The co-editor of a new book on the efforts of 28 socialist countries to move toward a market-based economy in the post-Soviet world has concluded that Russia's bungled reform effort was "the biggest man-made economic disaster on record."

Vladimir Popov, co-editor of "Transition and Institutions: The Experience of Gradual and Late Reformers," launched this week in Moscow, said Russia suffered more than all the former socialist states because key figures like Yegor Gaidar and Viktor Chernomyrdin too drastically cut spending on ordinary government, including health care, education and law and order.

The book argues that the economic strength of former socialist and communist countries at the beginning of the transition explains only 60 percent of the variations between them. An equally, if not more important, factor in determining the success or failure of a country's transition is the strength of its institutions, primarily its ability to collect taxes and enforce the law.

"The story of post-socialist transformation in the former Soviet Union was much more a story of government failure than of market failure," said Popov, head of research at the Russian Academy of the National Economy in Moscow. "No other government in the world reduced real government spending as much as Russia."

The book is a publication of the World Institute for Development Economics Research of the United Nations University in Helsinki, Finland. Co-editors Popov and Giovanni Andrea Cornia, a former director of the university who now teaches at the University of Florence, said that by focusing on economic conditions and the strength of institutions, they hoped to add new life to the debate over transitions to market economies. "Most economists try to link economic performance to the degree of liberalization," Popov said.

A focus on how quickly countries implement market reforms results in a distorted picture, they argue. They highlight a comparison of good market transitions in China and Vietnam, countries that have maintained communist governments, to those in more liberal, Central European countries to make this point. "Even though they had communist regimes, China and Vietnam turned out to have transitions more similar to those in Central European nations than to those in the former Soviet republics," Popov said. "Why? Because they continued to deliver public goods like law and order."
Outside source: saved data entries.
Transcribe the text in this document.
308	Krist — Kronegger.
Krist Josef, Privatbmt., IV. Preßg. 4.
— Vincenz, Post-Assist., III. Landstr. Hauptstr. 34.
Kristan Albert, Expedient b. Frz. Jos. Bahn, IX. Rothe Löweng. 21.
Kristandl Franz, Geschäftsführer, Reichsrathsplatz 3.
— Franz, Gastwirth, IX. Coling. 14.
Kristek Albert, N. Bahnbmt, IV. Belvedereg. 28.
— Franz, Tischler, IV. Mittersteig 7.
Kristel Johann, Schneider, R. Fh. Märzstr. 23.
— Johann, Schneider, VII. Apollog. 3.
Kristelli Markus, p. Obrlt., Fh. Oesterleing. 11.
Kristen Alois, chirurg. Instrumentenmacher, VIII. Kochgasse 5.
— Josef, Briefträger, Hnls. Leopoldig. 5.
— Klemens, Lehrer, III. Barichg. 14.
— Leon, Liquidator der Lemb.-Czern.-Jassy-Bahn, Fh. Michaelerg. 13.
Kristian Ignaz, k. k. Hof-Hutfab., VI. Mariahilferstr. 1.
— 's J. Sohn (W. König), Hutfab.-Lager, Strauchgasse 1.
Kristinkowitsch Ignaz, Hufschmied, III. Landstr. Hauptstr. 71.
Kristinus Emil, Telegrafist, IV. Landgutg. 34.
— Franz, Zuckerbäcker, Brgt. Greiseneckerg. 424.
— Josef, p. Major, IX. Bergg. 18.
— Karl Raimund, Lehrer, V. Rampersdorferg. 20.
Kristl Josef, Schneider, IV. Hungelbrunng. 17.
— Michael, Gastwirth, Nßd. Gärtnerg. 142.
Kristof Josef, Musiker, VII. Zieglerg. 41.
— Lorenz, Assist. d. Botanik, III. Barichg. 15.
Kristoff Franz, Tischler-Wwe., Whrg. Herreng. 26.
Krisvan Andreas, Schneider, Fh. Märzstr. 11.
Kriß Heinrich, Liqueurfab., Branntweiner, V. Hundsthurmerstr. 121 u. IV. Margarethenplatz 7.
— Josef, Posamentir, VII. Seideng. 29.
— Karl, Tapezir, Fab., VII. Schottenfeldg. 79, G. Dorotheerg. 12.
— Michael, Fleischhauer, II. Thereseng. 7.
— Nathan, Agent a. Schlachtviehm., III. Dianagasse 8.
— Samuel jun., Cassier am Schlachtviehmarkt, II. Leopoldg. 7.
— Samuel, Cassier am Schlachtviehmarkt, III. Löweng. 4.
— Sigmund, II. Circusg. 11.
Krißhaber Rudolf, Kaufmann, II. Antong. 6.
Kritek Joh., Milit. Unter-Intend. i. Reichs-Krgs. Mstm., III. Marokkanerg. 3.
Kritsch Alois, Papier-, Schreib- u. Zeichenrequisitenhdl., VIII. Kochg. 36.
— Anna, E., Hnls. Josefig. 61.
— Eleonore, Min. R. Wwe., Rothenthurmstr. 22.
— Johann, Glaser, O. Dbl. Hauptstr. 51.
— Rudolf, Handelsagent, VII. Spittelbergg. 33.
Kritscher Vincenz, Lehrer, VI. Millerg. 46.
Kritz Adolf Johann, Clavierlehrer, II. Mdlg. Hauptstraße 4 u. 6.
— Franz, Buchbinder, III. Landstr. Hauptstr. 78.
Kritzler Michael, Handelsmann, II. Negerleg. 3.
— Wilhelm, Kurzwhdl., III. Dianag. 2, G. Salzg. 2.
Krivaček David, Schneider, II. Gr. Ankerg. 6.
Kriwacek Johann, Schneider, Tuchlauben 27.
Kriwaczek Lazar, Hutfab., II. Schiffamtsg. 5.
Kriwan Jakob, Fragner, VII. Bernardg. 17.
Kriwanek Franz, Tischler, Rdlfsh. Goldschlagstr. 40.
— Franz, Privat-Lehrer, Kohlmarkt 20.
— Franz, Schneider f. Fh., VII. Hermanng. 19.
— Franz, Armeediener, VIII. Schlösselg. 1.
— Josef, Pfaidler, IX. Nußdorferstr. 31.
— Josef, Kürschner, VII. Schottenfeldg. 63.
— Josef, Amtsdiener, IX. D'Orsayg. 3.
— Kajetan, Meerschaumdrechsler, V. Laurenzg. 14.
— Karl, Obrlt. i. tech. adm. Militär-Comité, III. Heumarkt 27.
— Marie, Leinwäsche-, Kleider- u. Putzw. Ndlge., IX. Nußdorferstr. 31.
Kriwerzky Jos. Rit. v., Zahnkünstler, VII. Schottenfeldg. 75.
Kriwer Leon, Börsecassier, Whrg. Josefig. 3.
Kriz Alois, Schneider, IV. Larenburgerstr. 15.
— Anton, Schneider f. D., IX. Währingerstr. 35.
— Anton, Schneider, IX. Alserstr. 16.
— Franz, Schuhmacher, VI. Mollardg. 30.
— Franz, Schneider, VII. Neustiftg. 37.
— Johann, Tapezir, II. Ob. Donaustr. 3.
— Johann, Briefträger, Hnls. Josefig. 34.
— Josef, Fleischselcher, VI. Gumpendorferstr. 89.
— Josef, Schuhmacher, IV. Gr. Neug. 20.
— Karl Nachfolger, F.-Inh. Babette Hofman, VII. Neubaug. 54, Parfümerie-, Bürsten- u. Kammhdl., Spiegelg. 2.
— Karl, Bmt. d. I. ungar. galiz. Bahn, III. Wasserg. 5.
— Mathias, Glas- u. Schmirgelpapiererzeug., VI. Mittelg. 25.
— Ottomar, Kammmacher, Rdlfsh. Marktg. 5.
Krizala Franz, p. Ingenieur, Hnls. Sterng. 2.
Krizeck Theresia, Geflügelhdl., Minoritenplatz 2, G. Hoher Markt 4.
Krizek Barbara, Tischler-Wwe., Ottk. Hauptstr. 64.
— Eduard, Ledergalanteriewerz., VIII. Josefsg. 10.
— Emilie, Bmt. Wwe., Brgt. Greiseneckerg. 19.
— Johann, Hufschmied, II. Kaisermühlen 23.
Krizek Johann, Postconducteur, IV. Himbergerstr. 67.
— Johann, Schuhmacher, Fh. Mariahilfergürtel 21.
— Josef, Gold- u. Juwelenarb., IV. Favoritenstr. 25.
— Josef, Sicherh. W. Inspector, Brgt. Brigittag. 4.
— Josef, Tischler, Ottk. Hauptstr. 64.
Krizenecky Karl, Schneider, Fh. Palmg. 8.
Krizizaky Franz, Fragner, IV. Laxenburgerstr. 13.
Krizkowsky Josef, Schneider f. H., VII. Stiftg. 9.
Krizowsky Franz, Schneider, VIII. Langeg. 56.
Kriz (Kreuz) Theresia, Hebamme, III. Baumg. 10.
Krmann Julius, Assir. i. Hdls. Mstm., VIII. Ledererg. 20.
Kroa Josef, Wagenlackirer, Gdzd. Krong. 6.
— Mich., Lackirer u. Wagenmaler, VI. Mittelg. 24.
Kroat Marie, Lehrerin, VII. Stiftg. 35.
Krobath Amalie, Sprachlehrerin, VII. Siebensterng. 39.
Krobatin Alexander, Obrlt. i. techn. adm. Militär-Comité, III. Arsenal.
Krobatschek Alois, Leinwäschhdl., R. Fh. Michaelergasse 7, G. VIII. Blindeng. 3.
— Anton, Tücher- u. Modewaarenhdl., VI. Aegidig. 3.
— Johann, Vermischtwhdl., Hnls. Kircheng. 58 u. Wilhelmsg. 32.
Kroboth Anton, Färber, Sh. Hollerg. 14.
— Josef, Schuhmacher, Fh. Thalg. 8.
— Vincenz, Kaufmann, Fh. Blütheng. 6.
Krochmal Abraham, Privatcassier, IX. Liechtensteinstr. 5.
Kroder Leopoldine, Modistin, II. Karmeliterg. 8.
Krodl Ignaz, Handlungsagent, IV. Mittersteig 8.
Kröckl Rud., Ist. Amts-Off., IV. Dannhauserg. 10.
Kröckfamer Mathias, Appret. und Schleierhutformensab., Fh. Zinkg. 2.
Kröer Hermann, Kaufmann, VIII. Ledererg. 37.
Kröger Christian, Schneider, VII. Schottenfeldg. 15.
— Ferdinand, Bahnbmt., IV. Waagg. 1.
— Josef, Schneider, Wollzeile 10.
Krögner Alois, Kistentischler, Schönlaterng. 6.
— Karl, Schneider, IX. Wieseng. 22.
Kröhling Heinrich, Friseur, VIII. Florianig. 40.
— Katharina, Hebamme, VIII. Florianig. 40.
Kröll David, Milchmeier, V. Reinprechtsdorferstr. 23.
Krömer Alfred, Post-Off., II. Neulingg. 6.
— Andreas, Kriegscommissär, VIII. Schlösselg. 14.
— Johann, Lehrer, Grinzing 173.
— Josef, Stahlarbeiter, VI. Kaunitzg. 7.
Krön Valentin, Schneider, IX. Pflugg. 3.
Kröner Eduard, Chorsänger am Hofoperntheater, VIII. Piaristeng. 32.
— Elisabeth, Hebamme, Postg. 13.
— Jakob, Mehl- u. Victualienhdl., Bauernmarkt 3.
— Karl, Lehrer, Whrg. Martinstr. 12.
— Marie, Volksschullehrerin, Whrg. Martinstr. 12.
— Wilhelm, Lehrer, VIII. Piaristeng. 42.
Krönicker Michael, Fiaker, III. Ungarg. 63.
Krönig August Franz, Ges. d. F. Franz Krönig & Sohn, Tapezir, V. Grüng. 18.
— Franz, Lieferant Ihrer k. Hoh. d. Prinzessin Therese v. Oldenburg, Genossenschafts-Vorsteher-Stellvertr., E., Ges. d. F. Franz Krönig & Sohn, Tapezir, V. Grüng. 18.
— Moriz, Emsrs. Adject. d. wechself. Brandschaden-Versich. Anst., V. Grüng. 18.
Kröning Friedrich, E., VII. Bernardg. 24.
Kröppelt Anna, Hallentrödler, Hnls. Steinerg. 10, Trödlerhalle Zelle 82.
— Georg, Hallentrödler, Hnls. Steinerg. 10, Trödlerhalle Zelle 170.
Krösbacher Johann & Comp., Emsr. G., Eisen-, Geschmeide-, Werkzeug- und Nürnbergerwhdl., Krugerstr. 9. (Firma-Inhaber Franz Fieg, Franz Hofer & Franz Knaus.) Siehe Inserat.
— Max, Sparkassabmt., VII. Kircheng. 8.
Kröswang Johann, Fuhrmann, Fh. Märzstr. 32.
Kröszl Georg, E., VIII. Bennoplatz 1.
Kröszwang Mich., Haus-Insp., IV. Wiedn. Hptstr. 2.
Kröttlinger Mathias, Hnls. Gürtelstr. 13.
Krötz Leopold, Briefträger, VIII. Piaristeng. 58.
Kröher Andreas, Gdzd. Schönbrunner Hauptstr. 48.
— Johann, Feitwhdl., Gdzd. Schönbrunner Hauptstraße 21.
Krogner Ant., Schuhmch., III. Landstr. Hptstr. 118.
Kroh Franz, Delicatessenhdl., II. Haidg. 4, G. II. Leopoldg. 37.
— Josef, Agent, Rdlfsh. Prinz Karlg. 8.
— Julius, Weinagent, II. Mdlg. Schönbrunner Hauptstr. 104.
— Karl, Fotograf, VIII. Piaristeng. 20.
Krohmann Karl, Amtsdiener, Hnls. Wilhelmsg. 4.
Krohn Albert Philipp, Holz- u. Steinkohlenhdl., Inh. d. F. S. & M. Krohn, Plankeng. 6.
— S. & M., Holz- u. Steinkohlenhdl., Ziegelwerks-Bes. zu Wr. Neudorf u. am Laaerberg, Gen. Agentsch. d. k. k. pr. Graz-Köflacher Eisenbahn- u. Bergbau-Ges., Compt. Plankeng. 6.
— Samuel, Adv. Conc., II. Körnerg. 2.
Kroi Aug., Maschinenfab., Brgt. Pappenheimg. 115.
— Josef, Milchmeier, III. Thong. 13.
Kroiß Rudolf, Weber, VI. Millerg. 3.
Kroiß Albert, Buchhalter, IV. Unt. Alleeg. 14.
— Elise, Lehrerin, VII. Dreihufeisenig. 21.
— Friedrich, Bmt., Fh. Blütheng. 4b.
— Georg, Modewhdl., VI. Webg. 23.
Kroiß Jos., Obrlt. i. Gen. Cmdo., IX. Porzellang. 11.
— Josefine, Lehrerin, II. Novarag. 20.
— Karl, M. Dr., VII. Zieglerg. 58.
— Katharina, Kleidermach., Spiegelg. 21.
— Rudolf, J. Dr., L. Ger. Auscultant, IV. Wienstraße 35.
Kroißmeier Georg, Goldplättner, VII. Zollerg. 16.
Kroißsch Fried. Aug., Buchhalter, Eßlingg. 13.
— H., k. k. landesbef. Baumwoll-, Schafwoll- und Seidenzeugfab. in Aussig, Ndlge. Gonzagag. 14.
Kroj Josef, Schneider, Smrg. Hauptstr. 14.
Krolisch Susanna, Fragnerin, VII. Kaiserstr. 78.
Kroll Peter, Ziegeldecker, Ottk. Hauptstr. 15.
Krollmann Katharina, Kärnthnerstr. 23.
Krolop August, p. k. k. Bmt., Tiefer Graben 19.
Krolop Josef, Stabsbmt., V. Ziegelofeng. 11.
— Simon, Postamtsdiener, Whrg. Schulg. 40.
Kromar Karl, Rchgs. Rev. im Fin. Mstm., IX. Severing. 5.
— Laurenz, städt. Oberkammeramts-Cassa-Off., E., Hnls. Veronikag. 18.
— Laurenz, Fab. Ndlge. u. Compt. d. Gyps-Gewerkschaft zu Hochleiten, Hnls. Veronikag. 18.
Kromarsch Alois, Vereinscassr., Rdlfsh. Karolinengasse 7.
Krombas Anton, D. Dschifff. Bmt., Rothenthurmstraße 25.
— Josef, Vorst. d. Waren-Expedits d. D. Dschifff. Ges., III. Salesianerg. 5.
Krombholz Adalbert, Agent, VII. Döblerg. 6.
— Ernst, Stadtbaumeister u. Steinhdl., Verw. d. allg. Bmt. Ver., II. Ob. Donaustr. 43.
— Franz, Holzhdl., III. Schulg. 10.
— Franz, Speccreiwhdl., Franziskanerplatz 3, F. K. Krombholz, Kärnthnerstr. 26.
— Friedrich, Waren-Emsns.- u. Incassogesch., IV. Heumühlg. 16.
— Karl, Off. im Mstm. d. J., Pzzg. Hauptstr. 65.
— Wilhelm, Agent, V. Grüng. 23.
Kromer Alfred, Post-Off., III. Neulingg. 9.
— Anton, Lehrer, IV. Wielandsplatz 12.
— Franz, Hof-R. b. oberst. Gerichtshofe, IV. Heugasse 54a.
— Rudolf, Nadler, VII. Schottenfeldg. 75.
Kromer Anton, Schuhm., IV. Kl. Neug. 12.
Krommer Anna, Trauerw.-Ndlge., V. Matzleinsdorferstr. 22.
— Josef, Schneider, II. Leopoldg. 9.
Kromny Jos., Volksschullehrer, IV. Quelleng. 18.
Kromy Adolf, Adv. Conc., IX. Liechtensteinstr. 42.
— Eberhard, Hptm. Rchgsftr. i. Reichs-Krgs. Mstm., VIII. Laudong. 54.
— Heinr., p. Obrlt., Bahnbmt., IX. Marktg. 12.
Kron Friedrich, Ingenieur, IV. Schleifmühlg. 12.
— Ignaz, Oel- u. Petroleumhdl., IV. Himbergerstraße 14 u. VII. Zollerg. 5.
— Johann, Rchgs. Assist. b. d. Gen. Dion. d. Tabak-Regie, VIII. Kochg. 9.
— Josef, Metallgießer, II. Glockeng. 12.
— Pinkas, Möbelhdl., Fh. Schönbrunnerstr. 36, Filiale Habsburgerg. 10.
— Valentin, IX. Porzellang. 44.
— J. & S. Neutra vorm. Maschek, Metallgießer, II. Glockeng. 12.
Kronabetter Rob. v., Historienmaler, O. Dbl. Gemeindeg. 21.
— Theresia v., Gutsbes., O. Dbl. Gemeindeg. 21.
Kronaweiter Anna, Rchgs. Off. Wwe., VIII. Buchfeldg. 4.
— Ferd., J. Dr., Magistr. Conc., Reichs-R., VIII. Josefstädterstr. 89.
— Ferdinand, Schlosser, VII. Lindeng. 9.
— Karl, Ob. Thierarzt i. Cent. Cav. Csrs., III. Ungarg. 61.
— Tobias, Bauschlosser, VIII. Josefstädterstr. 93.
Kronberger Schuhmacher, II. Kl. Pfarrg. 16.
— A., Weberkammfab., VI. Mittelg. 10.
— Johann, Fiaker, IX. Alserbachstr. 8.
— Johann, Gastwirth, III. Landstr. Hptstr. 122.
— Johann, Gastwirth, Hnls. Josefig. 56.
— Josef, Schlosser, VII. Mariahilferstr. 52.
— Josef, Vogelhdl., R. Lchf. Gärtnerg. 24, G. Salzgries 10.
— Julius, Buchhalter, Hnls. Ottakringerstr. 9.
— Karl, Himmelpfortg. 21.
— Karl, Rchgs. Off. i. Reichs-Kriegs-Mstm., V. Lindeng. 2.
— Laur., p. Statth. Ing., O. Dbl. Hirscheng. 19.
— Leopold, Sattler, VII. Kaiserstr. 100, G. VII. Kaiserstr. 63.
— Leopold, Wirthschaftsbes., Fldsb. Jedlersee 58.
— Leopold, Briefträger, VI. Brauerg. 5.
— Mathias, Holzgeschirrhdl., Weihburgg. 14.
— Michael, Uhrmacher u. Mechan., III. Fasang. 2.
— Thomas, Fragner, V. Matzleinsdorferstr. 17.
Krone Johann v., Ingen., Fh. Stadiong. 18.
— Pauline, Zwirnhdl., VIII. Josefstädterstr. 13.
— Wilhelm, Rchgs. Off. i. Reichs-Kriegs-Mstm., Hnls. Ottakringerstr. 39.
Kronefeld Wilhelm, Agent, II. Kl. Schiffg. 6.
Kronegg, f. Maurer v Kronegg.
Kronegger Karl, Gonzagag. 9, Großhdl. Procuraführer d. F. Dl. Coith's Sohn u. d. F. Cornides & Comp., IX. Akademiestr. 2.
The book argues that Soviet leader Mikhail Gorbachev's reforms in 1985-91 failed not because they were gradual, while President Boris Yeltsin's reforms were costly not because they were quick, but because the government allowed the weakening of state institutions. A 60 percent drop in spending on ordinary government between 1989 and 1996 helps explain a 45 percent drop in the country's economic output from 1989 to 1998, the book concludes.

Economists in Russia are embracing the book, but are questioning its harsh assessment of the government. "When an empire implodes, you can't expect the tax collector to remain on duty," said Christof Ruhl, the World Bank's chief economist in Moscow.